最近、書店で『タモリ学』という文庫本を見つけて思わず購入してしまった。そして、一度タモリのことが気になりだすと止まらない。もう1冊、『タモリ伝』という新書を見つけ、こちらも購入。最近何だか自分の中で“タモリ祭り”が開催されているようだ(笑)。
僕は元々タモリが好きであることは過去にも取り上げたが、これらの本を目にして興味を持ってしまい、躊躇なく手を伸ばしてしまった。今までは何となく感覚だけでタモリが好きだと思っていたが、この2冊の本を読んで、なんで自分がタモリに惹かれるのかがようやくわかったような気がした。何だかとても腹落ちしたのだ。
タモリの歴史は、まさに昭和のラジオ史、テレビ史そのものでもある。僕が中学生であった1982年に放送が始まった『森田一義アワー 笑っていいとも!』。記録に残る長寿番組となったが、まさにタモリは僕の学生時代の記憶と重なっている。その意味では無意識にタモリの影響を色濃く受けて育ったと言っても過言ではない。若い頃は“イグアナ”などかなりキワドイ芸で有名で、とても昼の顔という爽やかなイメージではなく、アングラ、サブカル色満載だったが、タモリは単なるキワドイ芸人ではないことが、この本を読んで改めて良く理解出来た。
この2冊の本では、30歳と遅咲きで芸能界入りしたタモリのこれまでの生い立ちや、破天荒で伝説的なエピソードなどが数多く登場するので、それらを振り返るだけでも読んでいて楽しい。しかし、それ以上にタモリという人間に焦点を当てている点でとても良く纏まった本であった。特に『タモリ学』は気付きが多く、単なるタレント本という枠を超えて、自分にとっては自己啓発本にも近い気付きとインパクトを受けてしまった。
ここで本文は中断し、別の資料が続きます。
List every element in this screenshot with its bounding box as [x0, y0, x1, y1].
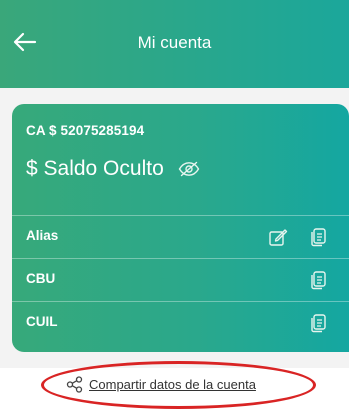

タモリは決して頑張らない。自分を中心に置こうとせず、目立とうとしない。いい意味で“いい加減”なのだ。さんまのように、如何に笑いを取るかに貪欲過ぎることもない。たけしのように努力の人や、高い志があるわけでもない。大きな野望があるわけでもない。そして特に群れを作らず、一匹狼的で孤高の男でもあるが、それでいて孤立しているわけでもなく、誰からも“タモさん、タモさん~”と言われながら慕われるし、敵を作らない平和主義者。他人に無関心のようで、常に他人を観察している”洞察力”が秀でているし、些細なことに気がつくので、他人への気遣いと配慮も欠かさない。その意味では、僕がロールモデルとして尊敬する『ウルトラセブン』にも通ずるところがある。そして前にもブログで取り上げたが、博識・勉強熱心、それでいてユーモアのセンスもある点でどこか父にも似た雰囲気があるが、やはり僕が惹かれ、尊敬する人物は、こういった共通項があるからなのだと、改めて認識した。
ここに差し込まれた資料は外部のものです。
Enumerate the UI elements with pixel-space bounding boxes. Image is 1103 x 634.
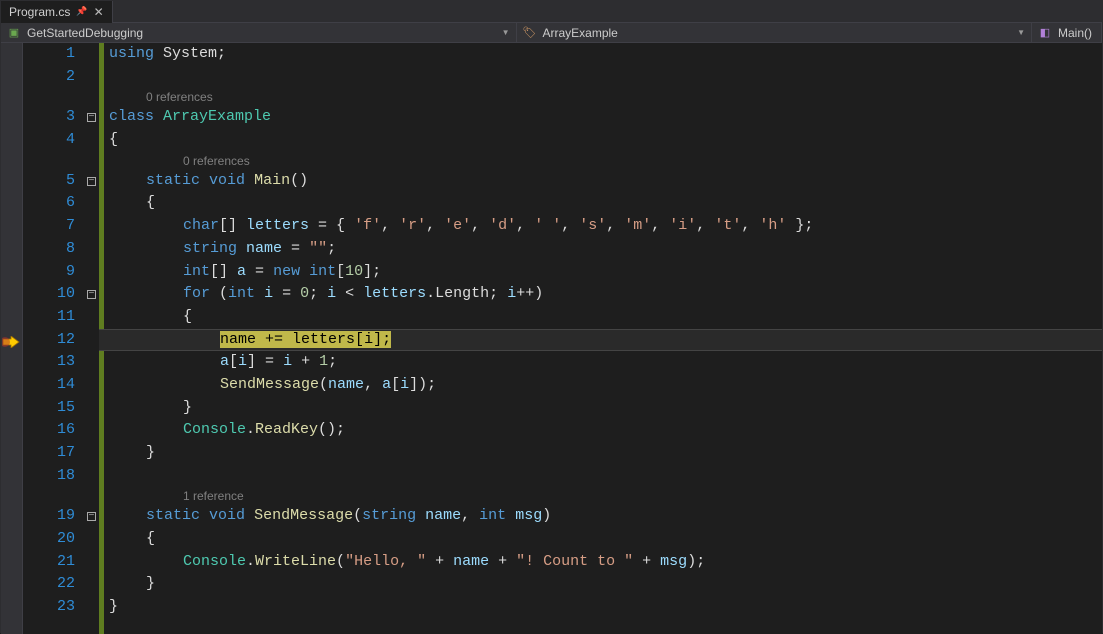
close-icon[interactable]: ✕ [94, 5, 104, 19]
code-line[interactable]: { [99, 129, 1102, 152]
line-number: 6 [23, 192, 75, 215]
csharp-project-icon: ▣ [7, 26, 21, 39]
line-number: 20 [23, 528, 75, 551]
line-number: 16 [23, 419, 75, 442]
line-number: 19 [23, 505, 75, 528]
code-line[interactable]: Console.ReadKey(); [99, 419, 1102, 442]
line-number: 18 [23, 465, 75, 488]
glyph-margin[interactable] [1, 43, 23, 634]
code-line[interactable]: } [99, 573, 1102, 596]
line-number: 12 [23, 329, 75, 352]
current-statement-arrow-icon [2, 334, 20, 346]
navigation-bar: ▣ GetStartedDebugging ▼ 🏷 ArrayExample ▼… [1, 23, 1102, 43]
code-line[interactable]: static void SendMessage(string name, int… [99, 505, 1102, 528]
code-editor[interactable]: 1234567891011121314151617181920212223 −−… [1, 43, 1102, 634]
chevron-down-icon: ▼ [1017, 28, 1025, 37]
code-line[interactable]: a[i] = i + 1; [99, 351, 1102, 374]
code-line[interactable]: { [99, 528, 1102, 551]
line-number [23, 487, 75, 505]
code-line[interactable]: int[] a = new int[10]; [99, 261, 1102, 284]
line-number: 13 [23, 351, 75, 374]
line-number [23, 88, 75, 106]
code-line[interactable]: class ArrayExample [99, 106, 1102, 129]
code-line[interactable]: char[] letters = { 'f', 'r', 'e', 'd', '… [99, 215, 1102, 238]
line-number [23, 152, 75, 170]
line-number: 4 [23, 129, 75, 152]
pin-icon[interactable]: 📌 [76, 6, 87, 17]
code-line[interactable]: for (int i = 0; i < letters.Length; i++) [99, 283, 1102, 306]
nav-project-dropdown[interactable]: ▣ GetStartedDebugging ▼ [1, 23, 517, 42]
tab-program-cs[interactable]: Program.cs 📌 ✕ [1, 1, 113, 23]
line-number: 2 [23, 66, 75, 89]
fold-toggle[interactable]: − [87, 113, 96, 122]
line-number: 17 [23, 442, 75, 465]
code-line[interactable]: string name = ""; [99, 238, 1102, 261]
nav-method-label: Main() [1058, 26, 1092, 40]
codelens-annotation[interactable]: 0 references [99, 152, 1102, 170]
code-line[interactable] [99, 66, 1102, 89]
class-icon: 🏷 [523, 26, 537, 39]
line-number: 8 [23, 238, 75, 261]
code-line[interactable]: } [99, 397, 1102, 420]
code-line[interactable]: { [99, 306, 1102, 329]
code-line[interactable]: { [99, 192, 1102, 215]
code-line[interactable] [99, 465, 1102, 488]
line-number: 21 [23, 551, 75, 574]
line-number: 5 [23, 170, 75, 193]
nav-method-dropdown[interactable]: ◧ Main() [1032, 23, 1102, 42]
nav-class-dropdown[interactable]: 🏷 ArrayExample ▼ [517, 23, 1033, 42]
code-line[interactable]: name += letters[i]; [99, 329, 1102, 352]
nav-project-label: GetStartedDebugging [27, 26, 143, 40]
line-number: 1 [23, 43, 75, 66]
code-line[interactable]: } [99, 596, 1102, 619]
code-line[interactable]: Console.WriteLine("Hello, " + name + "! … [99, 551, 1102, 574]
method-icon: ◧ [1038, 26, 1052, 39]
fold-toggle[interactable]: − [87, 512, 96, 521]
line-number: 9 [23, 261, 75, 284]
code-line[interactable]: using System; [99, 43, 1102, 66]
codelens-annotation[interactable]: 1 reference [99, 487, 1102, 505]
line-number: 10 [23, 283, 75, 306]
codelens-annotation[interactable]: 0 references [99, 88, 1102, 106]
line-number-gutter[interactable]: 1234567891011121314151617181920212223 [23, 43, 85, 634]
line-number: 22 [23, 573, 75, 596]
chevron-down-icon: ▼ [502, 28, 510, 37]
line-number: 3 [23, 106, 75, 129]
nav-class-label: ArrayExample [543, 26, 618, 40]
line-number: 7 [23, 215, 75, 238]
code-line[interactable]: static void Main() [99, 170, 1102, 193]
line-number: 23 [23, 596, 75, 619]
line-number: 14 [23, 374, 75, 397]
code-line[interactable]: } [99, 442, 1102, 465]
fold-toggle[interactable]: − [87, 177, 96, 186]
line-number: 15 [23, 397, 75, 420]
tab-bar: Program.cs 📌 ✕ [1, 1, 1102, 23]
fold-toggle[interactable]: − [87, 290, 96, 299]
code-line[interactable]: SendMessage(name, a[i]); [99, 374, 1102, 397]
code-area[interactable]: using System;0 referencesclass ArrayExam… [99, 43, 1102, 634]
fold-column[interactable]: − − − − [85, 43, 99, 634]
line-number: 11 [23, 306, 75, 329]
tab-title: Program.cs [9, 5, 70, 19]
本の中で、タモリは“ジャズな生き方“を実践していると解説されているが、この点も凄く自分の中で腹落ちした。タモリは過去や未来に全く執着せず、『今』を自由に生きるという生き方に貫かれており、テレビでもハプニングなど、決して再現出来ない、今その瞬間の面白さを大切にしているのも、この精神からきていることを痛感した。その意味ではタモリの生き方や仕事の仕方は、まさにフリースタイルが信条のジャズに通ずるものがあるのだ。全く同じ曲は2度と演奏出来ない。その瞬間がプライスレス。まさにジャズを地で行くタモリのライフスタイル、そして彼なりの頑張らない哲学に貫かれているのだ。この自由度と型にはまらない柔軟性にはやっぱり途轍もない憧れを抱いてしまうし、この点はブルースリーの哲学にも通ずるところがあるかもしれない。
タモリの冠番組はこれまでにも数多くあり、いつも時代を作ってきたが、『笑っていいとも!』が8054回の放送をもって、2014年に惜しまれつつ終了、そしてもう一つの長寿番組であった『タモリ倶楽部』も今年の4月1日で放送が終了してしまった。残るは『ブラタモリ』と『ミュージックステーション』や不定期に開催される『タモリステーション』、『世にも奇妙な物語』などだが、タモリもまもなく御年78歳。頑張り過ぎない男は、自分の引き際も考えているのだろう。何だか近い将来全ての冠番組を辞めて、きっぱり芸能界からいなくなるような気もしてファンとしてはとても寂しい限りだが、少しでも長くテレビなどのメディアを通じて、“タモリイズム”を感じ続けたいものだ。そしてこれからも緩い感じのジャズな生き方で、父の分も長生きして貰いたいと切に思う。